Document Type

Article

Publication Date

2010

Abstract

The argument of the present essay is that the pragmatic pressures of contemporary circumstances that lead to Catholic social doctrine – as set out in the Compendium of the Social Doctrine of the Catholic Church, for example, – to being strongly emphasized in Catholic law schools should not be permitted to create a doctrinal hegemony severing doctrine from the contextualization from which it draws its meaning. Catholic social doctrine depends, for its coherence and truth, as do all of the doctrinal formulations within Catholicism, on its relation to both philosophical and theological understanding and, for the purposes of my present inquiry, to a larger narrative. The case for this thesis rightly begins with trenchant criticism of the peculiar complacency that currently exists within circles of legal thought devoted to Catholic Social Thought, with respect to the assumption of an habitual, basically a doctrinaire point of view. It next offers a contrasting vision of doctrine as merely partial, and as properly dependent for its ground on reference to a fuller normative Christian narrative. It goes on to explain that this necessary ground is found in cosmic Christian narrative and narratives, but that linkage to the cosmic dimension of Christian narrative depends on an auxiliary bridging narrative that serves to translate the cosmic into appropriately temporal terms.
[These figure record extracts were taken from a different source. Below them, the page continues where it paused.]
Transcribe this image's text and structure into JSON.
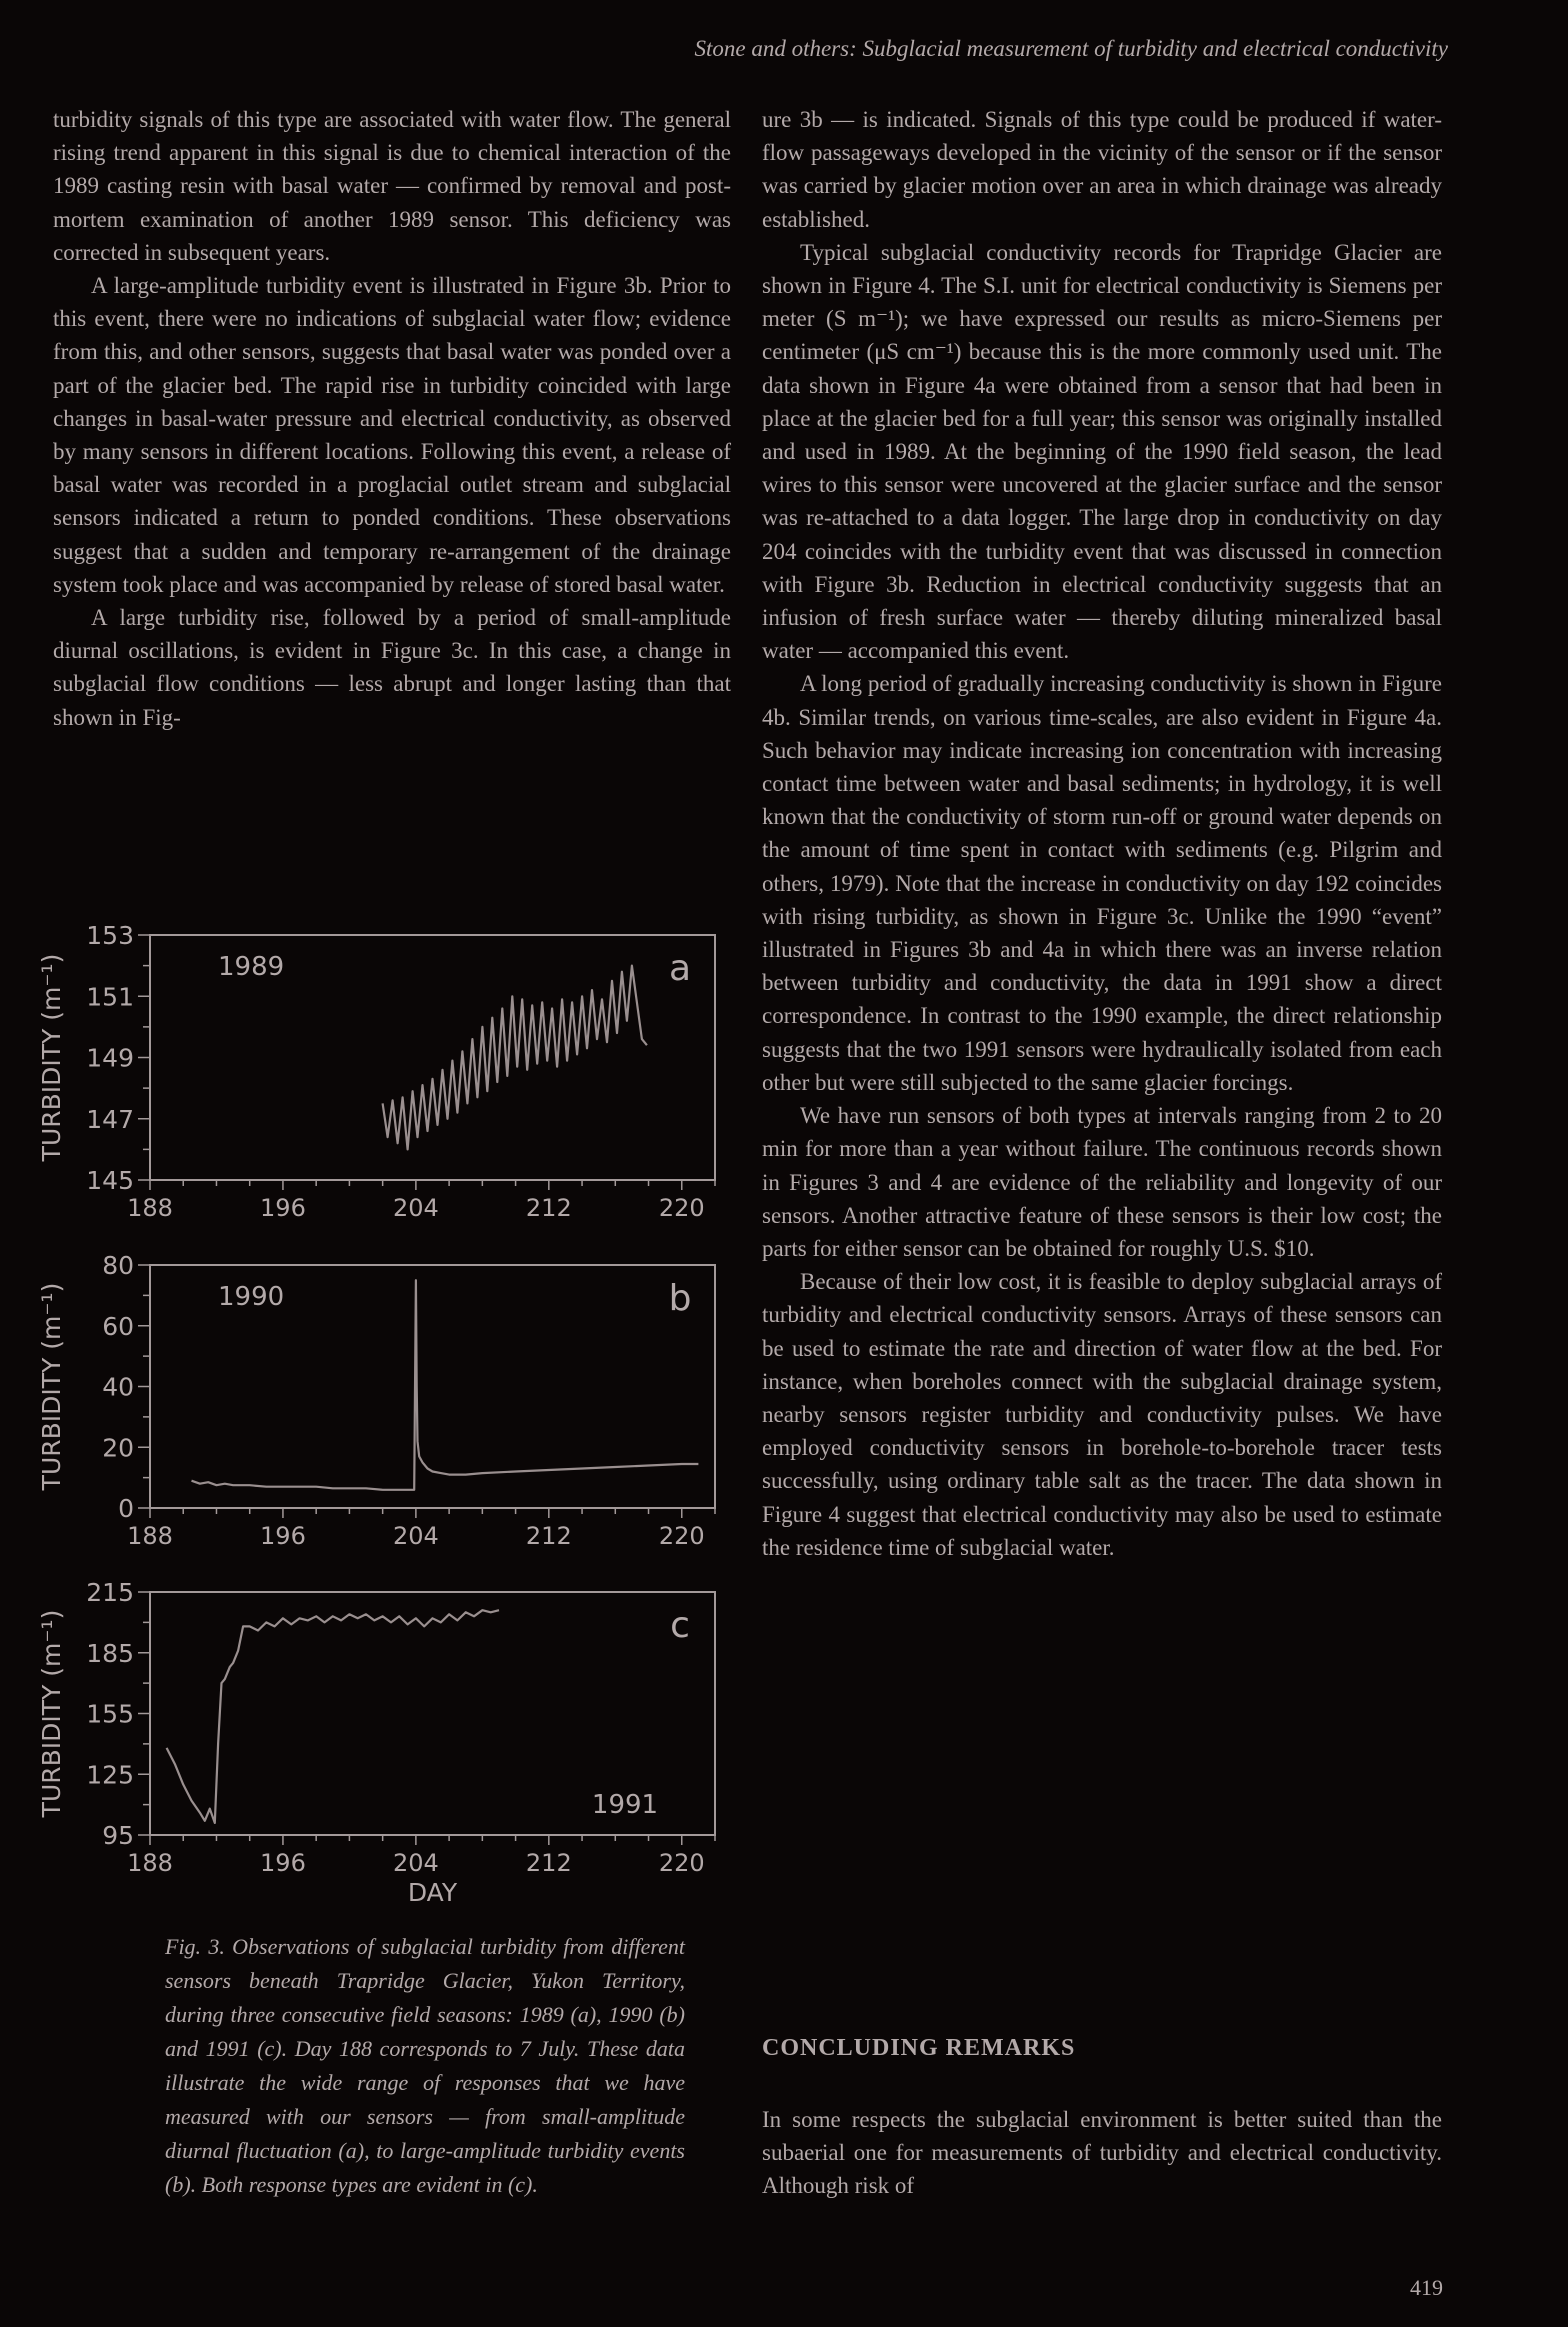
{
  "header": "Stone and others: Subglacial measurement of turbidity and electrical conductivity",
  "left_column": [
    "turbidity signals of this type are associated with water flow. The general rising trend apparent in this signal is due to chemical interaction of the 1989 casting resin with basal water — confirmed by removal and post-mortem examination of another 1989 sensor. This deficiency was corrected in subsequent years.",
    "A large-amplitude turbidity event is illustrated in Figure 3b. Prior to this event, there were no indications of subglacial water flow; evidence from this, and other sensors, suggests that basal water was ponded over a part of the glacier bed. The rapid rise in turbidity coincided with large changes in basal-water pressure and electrical conductivity, as observed by many sensors in different locations. Following this event, a release of basal water was recorded in a proglacial outlet stream and subglacial sensors indicated a return to ponded conditions. These observations suggest that a sudden and temporary re-arrangement of the drainage system took place and was accompanied by release of stored basal water.",
    "A large turbidity rise, followed by a period of small-amplitude diurnal oscillations, is evident in Figure 3c. In this case, a change in subglacial flow conditions — less abrupt and longer lasting than that shown in Fig-"
  ],
  "right_column": [
    "ure 3b — is indicated. Signals of this type could be produced if water-flow passageways developed in the vicinity of the sensor or if the sensor was carried by glacier motion over an area in which drainage was already established.",
    "Typical subglacial conductivity records for Trapridge Glacier are shown in Figure 4. The S.I. unit for electrical conductivity is Siemens per meter (S m⁻¹); we have expressed our results as micro-Siemens per centimeter (μS cm⁻¹) because this is the more commonly used unit. The data shown in Figure 4a were obtained from a sensor that had been in place at the glacier bed for a full year; this sensor was originally installed and used in 1989. At the beginning of the 1990 field season, the lead wires to this sensor were uncovered at the glacier surface and the sensor was re-attached to a data logger. The large drop in conductivity on day 204 coincides with the turbidity event that was discussed in connection with Figure 3b. Reduction in electrical conductivity suggests that an infusion of fresh surface water — thereby diluting mineralized basal water — accompanied this event.",
    "A long period of gradually increasing conductivity is shown in Figure 4b. Similar trends, on various time-scales, are also evident in Figure 4a. Such behavior may indicate increasing ion concentration with increasing contact time between water and basal sediments; in hydrology, it is well known that the conductivity of storm run-off or ground water depends on the amount of time spent in contact with sediments (e.g. Pilgrim and others, 1979). Note that the increase in conductivity on day 192 coincides with rising turbidity, as shown in Figure 3c. Unlike the 1990 “event” illustrated in Figures 3b and 4a in which there was an inverse relation between turbidity and conductivity, the data in 1991 show a direct correspondence. In contrast to the 1990 example, the direct relationship suggests that the two 1991 sensors were hydraulically isolated from each other but were still subjected to the same glacier forcings.",
    "We have run sensors of both types at intervals ranging from 2 to 20 min for more than a year without failure. The continuous records shown in Figures 3 and 4 are evidence of the reliability and longevity of our sensors. Another attractive feature of these sensors is their low cost; the parts for either sensor can be obtained for roughly U.S. $10.",
    "Because of their low cost, it is feasible to deploy subglacial arrays of turbidity and electrical conductivity sensors. Arrays of these sensors can be used to estimate the rate and direction of water flow at the bed. For instance, when boreholes connect with the subglacial drainage system, nearby sensors register turbidity and conductivity pulses. We have employed conductivity sensors in borehole-to-borehole tracer tests successfully, using ordinary table salt as the tracer. The data shown in Figure 4 suggest that electrical conductivity may also be used to estimate the residence time of subglacial water."
  ],
  "section_heading": "CONCLUDING REMARKS",
  "concluding_text": "In some respects the subglacial environment is better suited than the subaerial one for measurements of turbidity and electrical conductivity. Although risk of",
  "caption": "Fig. 3. Observations of subglacial turbidity from different sensors beneath Trapridge Glacier, Yukon Territory, during three consecutive field seasons: 1989 (a), 1990 (b) and 1991 (c). Day 188 corresponds to 7 July. These data illustrate the wide range of responses that we have measured with our sensors — from small-amplitude diurnal fluctuation (a), to large-amplitude turbidity events (b). Both response types are evident in (c).",
  "page_number": "419",
  "chart_data": [
    {
      "type": "line",
      "panel_label": "a",
      "year_label": "1989",
      "ylabel": "TURBIDITY (m⁻¹)",
      "xlabel": "",
      "xlim": [
        188,
        222
      ],
      "ylim": [
        145,
        153
      ],
      "xticks": [
        188,
        196,
        204,
        212,
        220
      ],
      "yticks": [
        145,
        147,
        149,
        151,
        153
      ],
      "series": [
        {
          "x": [
            202.0,
            202.3,
            202.6,
            202.9,
            203.2,
            203.5,
            203.8,
            204.1,
            204.4,
            204.7,
            205.0,
            205.3,
            205.6,
            205.9,
            206.2,
            206.5,
            206.8,
            207.1,
            207.4,
            207.7,
            208.0,
            208.3,
            208.6,
            208.9,
            209.2,
            209.5,
            209.8,
            210.1,
            210.4,
            210.7,
            211.0,
            211.3,
            211.6,
            211.9,
            212.2,
            212.5,
            212.8,
            213.1,
            213.4,
            213.7,
            214.0,
            214.3,
            214.6,
            214.9,
            215.2,
            215.5,
            215.8,
            216.1,
            216.4,
            216.7,
            217.0,
            217.3,
            217.6,
            217.9
          ],
          "y": [
            147.5,
            146.4,
            147.6,
            146.2,
            147.7,
            146.0,
            147.9,
            146.4,
            148.1,
            146.6,
            148.3,
            146.8,
            148.6,
            147.0,
            148.9,
            147.2,
            149.2,
            147.5,
            149.6,
            147.7,
            150.0,
            147.9,
            150.3,
            148.2,
            150.6,
            148.4,
            151.0,
            148.7,
            150.9,
            148.6,
            150.7,
            148.8,
            150.8,
            148.9,
            150.6,
            148.7,
            150.9,
            148.9,
            150.8,
            149.1,
            151.0,
            149.3,
            151.2,
            149.6,
            150.9,
            149.5,
            151.5,
            149.8,
            151.8,
            150.2,
            152.0,
            150.8,
            149.6,
            149.4
          ]
        }
      ]
    },
    {
      "type": "line",
      "panel_label": "b",
      "year_label": "1990",
      "ylabel": "TURBIDITY (m⁻¹)",
      "xlabel": "",
      "xlim": [
        188,
        222
      ],
      "ylim": [
        0,
        80
      ],
      "xticks": [
        188,
        196,
        204,
        212,
        220
      ],
      "yticks": [
        0,
        20,
        40,
        60,
        80
      ],
      "series": [
        {
          "x": [
            190.5,
            191.0,
            191.5,
            192.0,
            192.5,
            193.0,
            194.0,
            195.0,
            196.0,
            197.0,
            198.0,
            199.0,
            200.0,
            201.0,
            202.0,
            203.0,
            203.9,
            204.0,
            204.05,
            204.1,
            204.2,
            204.4,
            204.7,
            205.0,
            205.5,
            206.0,
            206.5,
            207.0,
            208.0,
            210.0,
            212.0,
            214.0,
            216.0,
            218.0,
            220.0,
            221.0
          ],
          "y": [
            9,
            8,
            8.5,
            7.5,
            8,
            7.5,
            7.5,
            7,
            7,
            7,
            7,
            6.5,
            6.5,
            6.5,
            6,
            6,
            6,
            75,
            40,
            22,
            17,
            15,
            13,
            12,
            11.5,
            11,
            11,
            11,
            11.5,
            12,
            12.5,
            13,
            13.5,
            14,
            14.5,
            14.5
          ]
        }
      ]
    },
    {
      "type": "line",
      "panel_label": "c",
      "year_label": "1991",
      "ylabel": "TURBIDITY (m⁻¹)",
      "xlabel": "DAY",
      "xlim": [
        188,
        222
      ],
      "ylim": [
        95,
        215
      ],
      "xticks": [
        188,
        196,
        204,
        212,
        220
      ],
      "yticks": [
        95,
        125,
        155,
        185,
        215
      ],
      "series": [
        {
          "x": [
            189.0,
            189.5,
            190.0,
            190.5,
            191.0,
            191.3,
            191.6,
            191.9,
            192.1,
            192.3,
            192.5,
            192.8,
            193.0,
            193.3,
            193.6,
            194.0,
            194.5,
            195.0,
            195.5,
            196.0,
            196.5,
            197.0,
            197.5,
            198.0,
            198.5,
            199.0,
            199.5,
            200.0,
            200.5,
            201.0,
            201.5,
            202.0,
            202.5,
            203.0,
            203.5,
            204.0,
            204.5,
            205.0,
            205.5,
            206.0,
            206.5,
            207.0,
            207.5,
            208.0,
            208.5,
            209.0
          ],
          "y": [
            138,
            130,
            120,
            112,
            106,
            102,
            108,
            101,
            140,
            170,
            172,
            178,
            180,
            186,
            198,
            198,
            196,
            200,
            198,
            202,
            199,
            202,
            201,
            203,
            200,
            203,
            201,
            204,
            202,
            204,
            201,
            203,
            200,
            203,
            199,
            202,
            198,
            202,
            200,
            204,
            201,
            205,
            203,
            206,
            205,
            206
          ]
        }
      ]
    }
  ]
}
Specifically, it offers an account of the narrative of social reconstruction which became current in Western social life in the later part of the nineteenth century as precisely this bridging narrative. Finally, it proposes that respect for narrative ground, context and framework “unlocks” Catholic social doctrine, allowing access to its normative content both in se and for purposes of application on contemporary issues in political and legal theory and of law and public policy.